Mark J. Seitz, the bishop of the El Paso Catholic Diocese, doesn’t think El Paso turned its back on its neighbor city.

“I think there is a deep sense here in El Paso that what is good for Juárez is good for us,” Seitz said. “We care about them, and I think we’ve had a similar feeling from the people in Juárez.”

Francis’ visit is a chance to show that collaboration between cities, he said.

“One thing I believe that Pope Francis will highlight is the sense of community across borders that can be found here, which I think is somewhat unique among border communities,” Seitz said.

A busy next few days

On his final day in Mexico, Francis will visit a local prison, meet factory workers and then hold a public mass before flying back to Rome that evening. As many as 450,000 people are expected to be in mass, or along the pope route.
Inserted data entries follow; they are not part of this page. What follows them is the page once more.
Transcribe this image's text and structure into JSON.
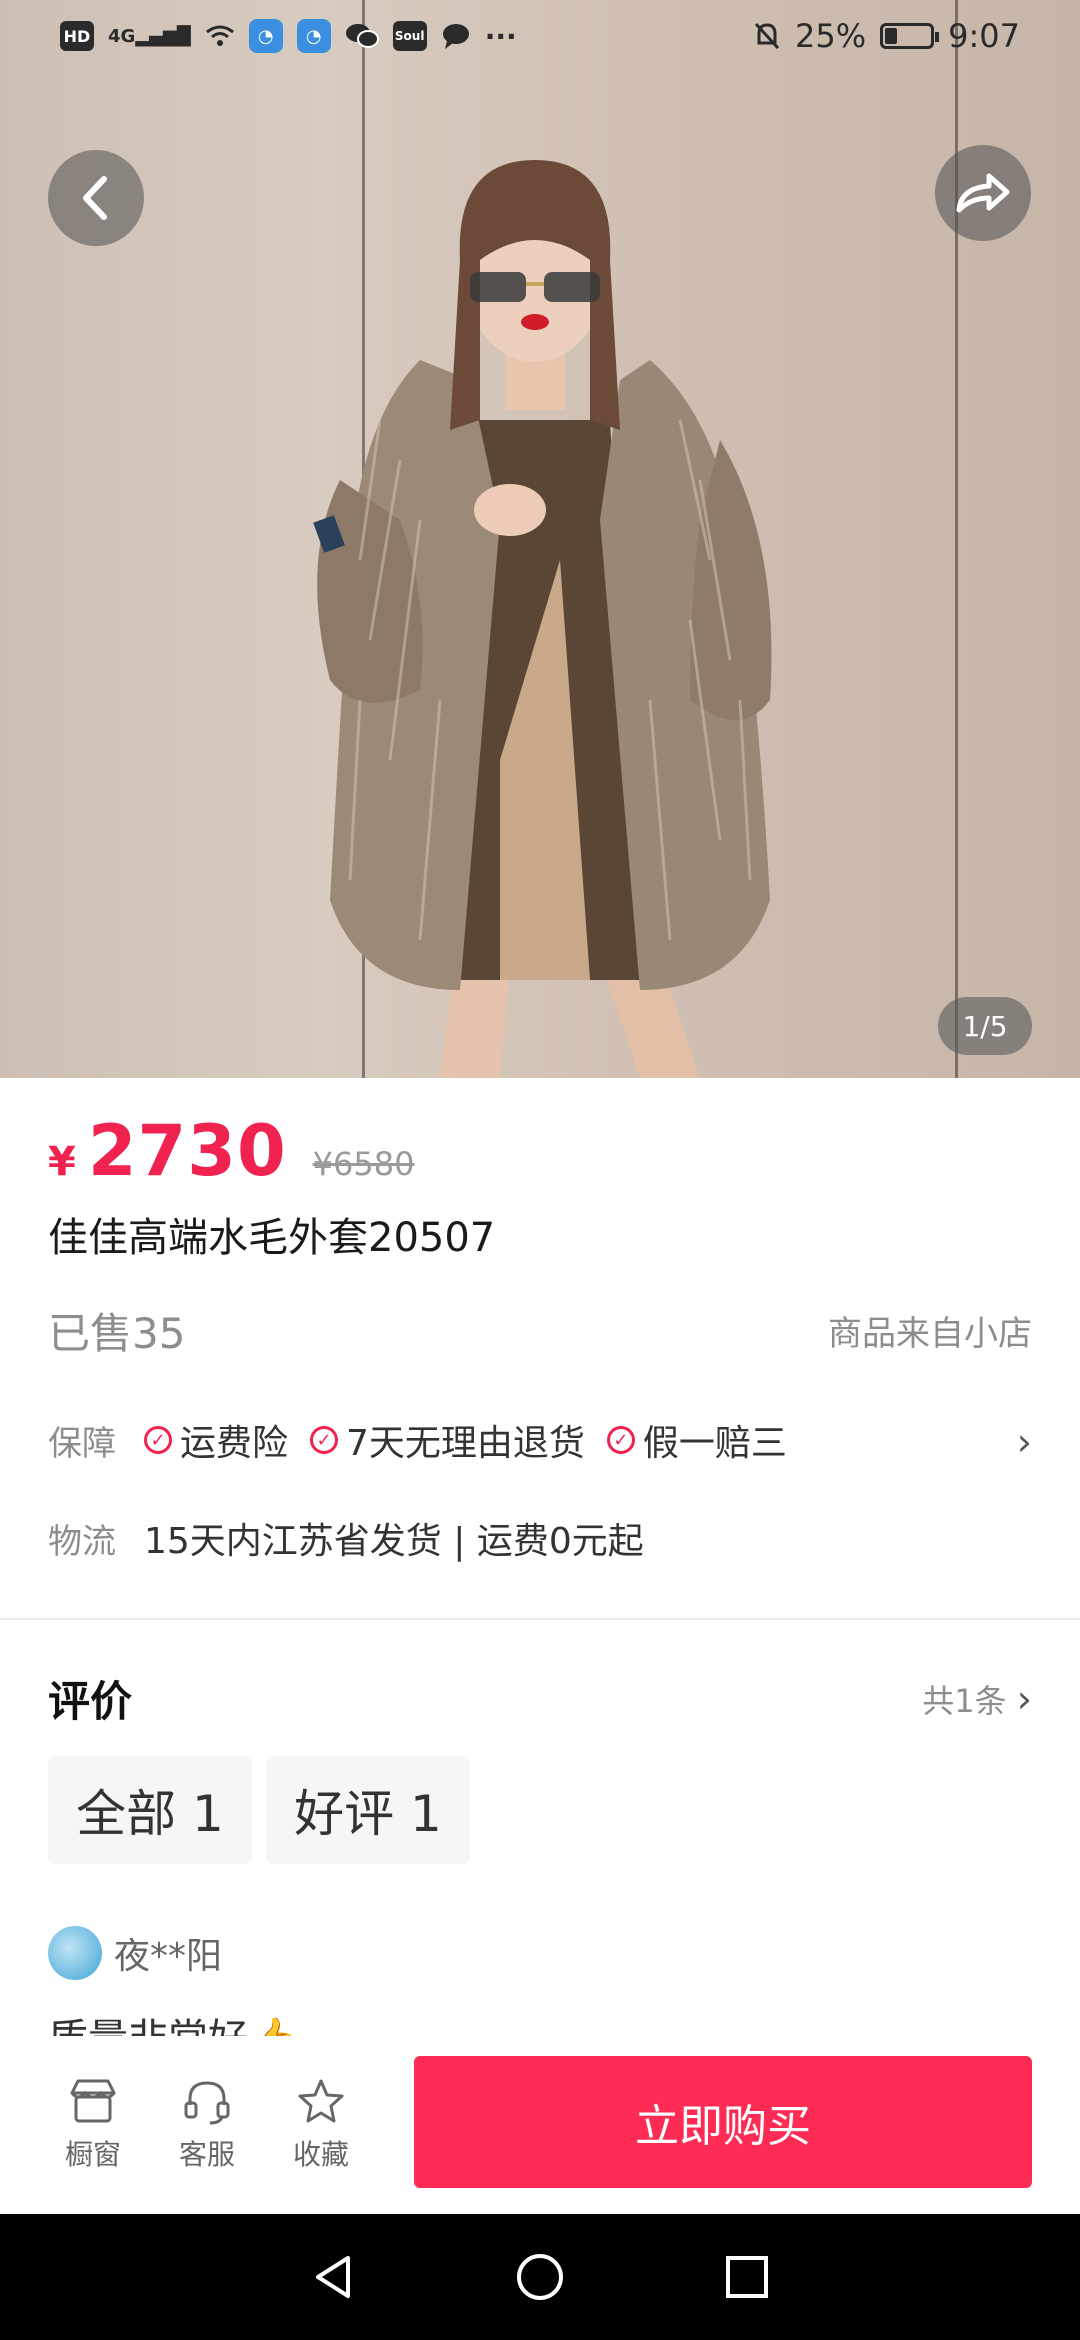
{
  "status_bar": {
    "left_icons": [
      "hd-icon",
      "signal-4g-icon",
      "wifi-icon",
      "app-icon",
      "app-icon",
      "wechat-icon",
      "soul-icon",
      "chat-bubble-icon",
      "more-icon"
    ],
    "hd": "HD",
    "network": "4G",
    "soul": "Soul",
    "more": "···",
    "battery": "25%",
    "time": "9:07"
  },
  "hero": {
    "counter": "1/5"
  },
  "product": {
    "currency": "¥",
    "price": "2730",
    "original_price": "¥6580",
    "title": "佳佳高端水毛外套20507",
    "sold": "已售35",
    "store": "商品来自小店"
  },
  "guarantee": {
    "label": "保障",
    "items": [
      "运费险",
      "7天无理由退货",
      "假一赔三"
    ]
  },
  "logistics": {
    "label": "物流",
    "text": "15天内江苏省发货 | 运费0元起"
  },
  "reviews": {
    "heading": "评价",
    "count": "共1条",
    "chips": [
      "全部 1",
      "好评 1"
    ],
    "reviewer": "夜**阳",
    "text": "质量非常好👍"
  },
  "action_bar": {
    "tools": [
      "橱窗",
      "客服",
      "收藏"
    ],
    "buy": "立即购买"
  },
  "colors": {
    "accent": "#fe2c55",
    "price": "#f0224f"
  }
}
In El Paso, the Sun Bowl stadium in the University of Texas at El Paso, with a capacity of more than 50,000 people, will stream the mass.

“I don’t think we’ve ever seen the number of people that will be attempting to cross within a few days as we will see now,” Seitz said. “This will make Christmas (travel) look like a mere trickle.”

Others anticipated the incoming flood from north to south of the border. Teresa Abuyen, 57, lives in San Diego but said she has been in Juárez for about a month awaiting Francis’ arrival.

Abuyen wandered around downtown on that Friday afternoon, posing for a photo with the Francis cutout in the city where she grew up.

“This is more than a symbol,” she said in Spanish. “This is God in physical form.”